Şiddetli malnütrisyon düzeyindeki 6 aylık Beheşte Sedna ise şu an Kabil’deki İndira Gandi Çocuk Sıhhati Hastanesinin acil ünitesinde müşahede altında.
Tıpkı yeni doğan üzere görünen ve en az 6-7 kilogram olması gereken Beheşte Sedna, yalnızca 3 kilogram yükünde.
Anne Bibi Rayna Sedna yaşadıkları sorunlara dayanamayıp hastalandığını, düzgün beslenemediğini ve sütten kesildiğini anlattı.
35 yaşındaki 7 çocuk annesi Sedna, kızı Beheşte’nin sıhhat durumu hakkında “6 aylık ve 3 kilogram yükünde. 6 kilogram olmalı. Hayat şartlarının getirdiği sıkıntılar nedeniyle bu türlü oldu. Bir oğlum kayboldu. Bu nedenle hastalandım. Babası da kalp krizi geçirdi. Şu an meskende yatıyor. Kimse de yardım etmedi.” diye konuştu.
AYDA YAKLAŞIK 10 ÇOCUK ÖLÜYOR
İndira Gandi Hastanesinin Malnütrisyon Kısmında, küçük kliniklerde gelişim göstermeyip sıhhat durumu ağırlaşan bebekler tedavi görüyor.
Burada ülkenin her vilayetinden olaylar görülebiliyor. Anneler, çocuklarının başında günlerce bekliyor. Kimi aileler, tedavi için varını ağırı satmak zorunda kalıyor.
Hastanenin Malnütrisyon Ünitesi Müdürü Dr. Aka Muhammed Şirzad, geçen yıla nazaran hastaneye yatan hasta sayısının ikiye katlandığını aktardı.
Şu an acil müşahede altında 20 çocuğun olduğunu söz eden Şirzad, şöyle konuştu:
“Özellikle bu mevsimde hastanede kışın 8-10 yatan hasta olurdu. Lakin düne kadar 20-25 yatılı hastamız vardı. Son 12 ayda aşağı üst 70-80 hasta hayatını kaybetti. Aylık 6-7 ile 10 ortasında hasta hayatını yitiriyor. Geçen ay 107 hastamız vardı ve bunların ortasından 10 hasta hayatını kaybetti.”

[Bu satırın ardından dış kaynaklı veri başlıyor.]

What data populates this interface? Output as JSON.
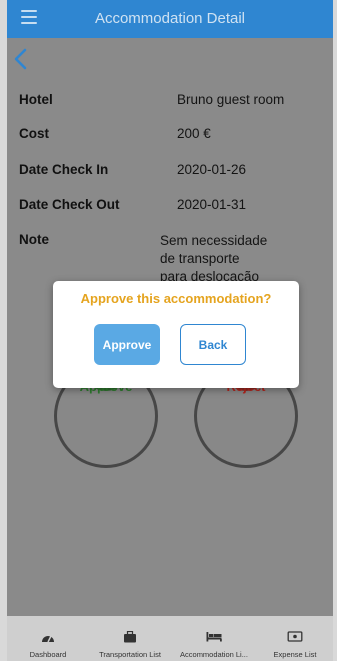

Afganistan’da yaz aylarında yaşanan sel ve sarsıntı üzere doğal afetlerin sonucu binlerce ailenin muhtaç duruma düştüğünü aktaran Şirzad, bunun çocuklara da direkt yansıdığını ve afet bölgelerinden çok sayıda çocuğun hastaneye yatırıldığını anlattı.

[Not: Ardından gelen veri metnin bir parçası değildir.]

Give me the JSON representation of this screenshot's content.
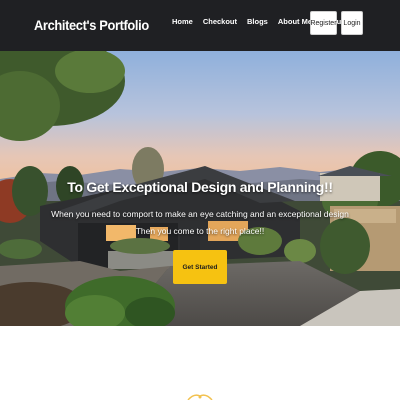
{
  "navbar": {
    "brand": "Architect's Portfolio",
    "links": [
      "Home",
      "Checkout",
      "Blogs",
      "About Me",
      "About Me"
    ],
    "register_label": "Register",
    "login_label": "Login"
  },
  "hero": {
    "title": "To Get Exceptional Design and Planning!!",
    "subtitle_line1": "When you need to comport to make an eye catching and an exceptional design",
    "subtitle_line2": "Then you come to the right place!!",
    "cta_label": "Get Started"
  },
  "colors": {
    "navbar_bg": "#1f2023",
    "cta_bg": "#f6c211",
    "accent_icon": "#f2c14e"
  },
  "icons": [
    "peek-decorative-icon"
  ]
}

Hastane Müdürü Dr. Muhammed Hasib ise uzun yıllar süren çatışmalı ortamının sona etmesiyle daha evvel sıhhat merkezlerine erişemeyen, ücra bölgelerden de insanların artık müracaat yaptığını belirterek “Sayıların yükselmesi, tüm insanların sıhhat merkezlerine erişiminin olduğunu gösteriyor. Yoksa yetersiz beslenme hastalığı Afganistan’da daha evvel de vardı.” sözlerini kullandı.